Khloe Kardashian says she “feels guilty” about some of the problems her brother Rob Kardashian is going through. The question is, when is she going to start feeling guilty about being a part of “Keeping Up With The Kardashians”?
Mike “The Situation” Sorrentino has accepted a plea deal after being arrested for assaulting his brother last month. Or as being arrested is known to cast members of “Jersey Shore,” a reality show audition.
A report says that Kanye West micromanages Kim Kardashian’s life, making her his personal mannequin. Which is actually an image upgrade from what everyone thinks about her who watches “The Kardashians.”
A jury is reportedly deadlocked in the defamation trial of Jesse Ventura. The question is, if someone wanted to damage Jesse Ventura’s reputation why would they even need to make something up?
A Johnny Manziel autographed Texas A&M game jersey is expected to fetch as much as $100,000 at auction. Which at Texas A&M breaks down to $25 for the jersey and the rest to pay Manziel for an autograph signing.
Philadelphia Eagles coach Chip Kelly says that “draft hype” is the worst thing in the NFL. That is if you aren’t the abused wife of a player or a former player trying to remember what years you played for which teams in the league.
The New York Giants want Eli Manning to complete 70% of his passes this year. To which the NCAA is also stepping it up, saying they would like college football players to complete 70% of their courses this year.
The New York Giants want Eli Manning to complete 70% of his passes this year. Which he did last year. The difference is that this year the team won’t let him count the ones caught by the other team.
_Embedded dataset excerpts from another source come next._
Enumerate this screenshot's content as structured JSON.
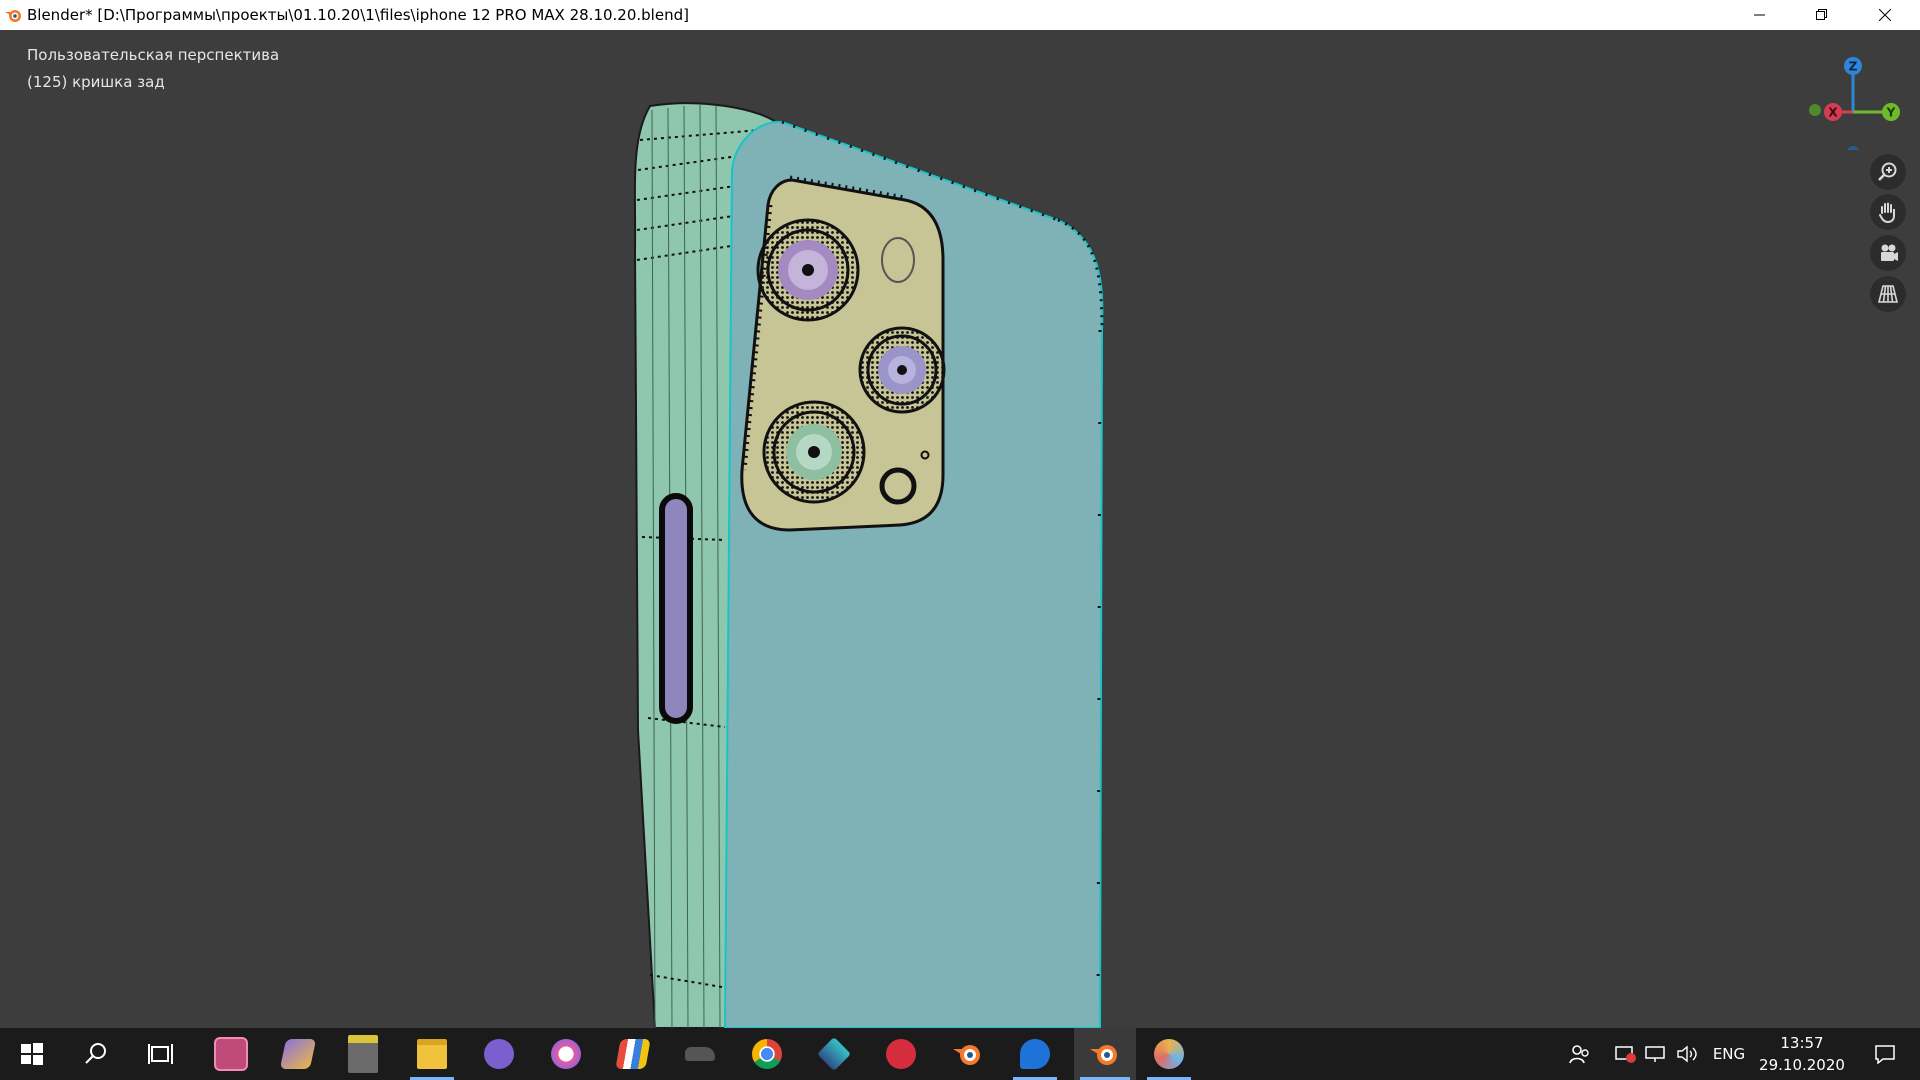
{
  "window": {
    "title": "Blender* [D:\\Программы\\проекты\\01.10.20\\1\\files\\iphone 12 PRO MAX 28.10.20.blend]",
    "controls": [
      "minimize-icon",
      "maximize-icon",
      "close-icon"
    ]
  },
  "viewport": {
    "view_name": "Пользовательская перспектива",
    "object_info": "(125) кришка зад",
    "gizmo": {
      "x": "X",
      "y": "Y",
      "z": "Z"
    },
    "nav_buttons": [
      "zoom-icon",
      "hand-pan-icon",
      "camera-icon",
      "perspective-grid-icon"
    ],
    "colors": {
      "background": "#3d3d3d",
      "phone_back": "#7fb2b7",
      "phone_side": "#8fc6ae",
      "camera_bump": "#c7c495",
      "button_purple": "#8e86bd"
    }
  },
  "taskbar": {
    "apps": [
      "windows-start-icon",
      "search-icon",
      "task-view-icon",
      "app-pink-icon",
      "app-purple-icon",
      "app-monitor-icon",
      "file-explorer-icon",
      "viber-icon",
      "itunes-icon",
      "app-stack-icon",
      "app-car-icon",
      "chrome-icon",
      "app-layers-icon",
      "app-red-s-icon",
      "blender-icon",
      "edge-icon",
      "blender-active-icon",
      "paint-icon"
    ],
    "tray": {
      "icons": [
        "people-icon",
        "security-icon",
        "network-icon",
        "volume-icon"
      ],
      "language": "ENG",
      "time": "13:57",
      "date": "29.10.2020",
      "notifications_icon": "notification-icon"
    }
  }
}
A golfer claims to have found a ball lost by President Obama at Congressional Country Club. Now all someone has to do is find his economic, foreign and immigration policies.
Baltimore Ravens fans cheered Ray Rice who practiced following charges of domestic violence. Fans were just glad to have someone on the team named Ray who was arrested for something less than murder.
Phoenix Suns forward P.J. Tucker was arrested for “super extreme DUI” by Scottsdale Police. His blood alcohol level was reported at .222. The worst part is that percentage still puts him higher in the standings than the Milwaukee Bucks.
The Mars Rover has traveled more than 25 miles, setting the record for mileage traveled off of Earth. In fact, that puts it just ahead of the expected mileage traveled by any Chryslers that are on Earth.
That’s it for now, Oh Faithful Readers! I’ll leave it at this many today as I figure I’ve already wasted enough of your time. I need to save a little ammunition to wreck your day tomorrow. My motto is always leave ‘em with a laugh, or at least around 50 something attempts at it. All you need to do to spur me on for another day of this is to make sure to remember to send the love!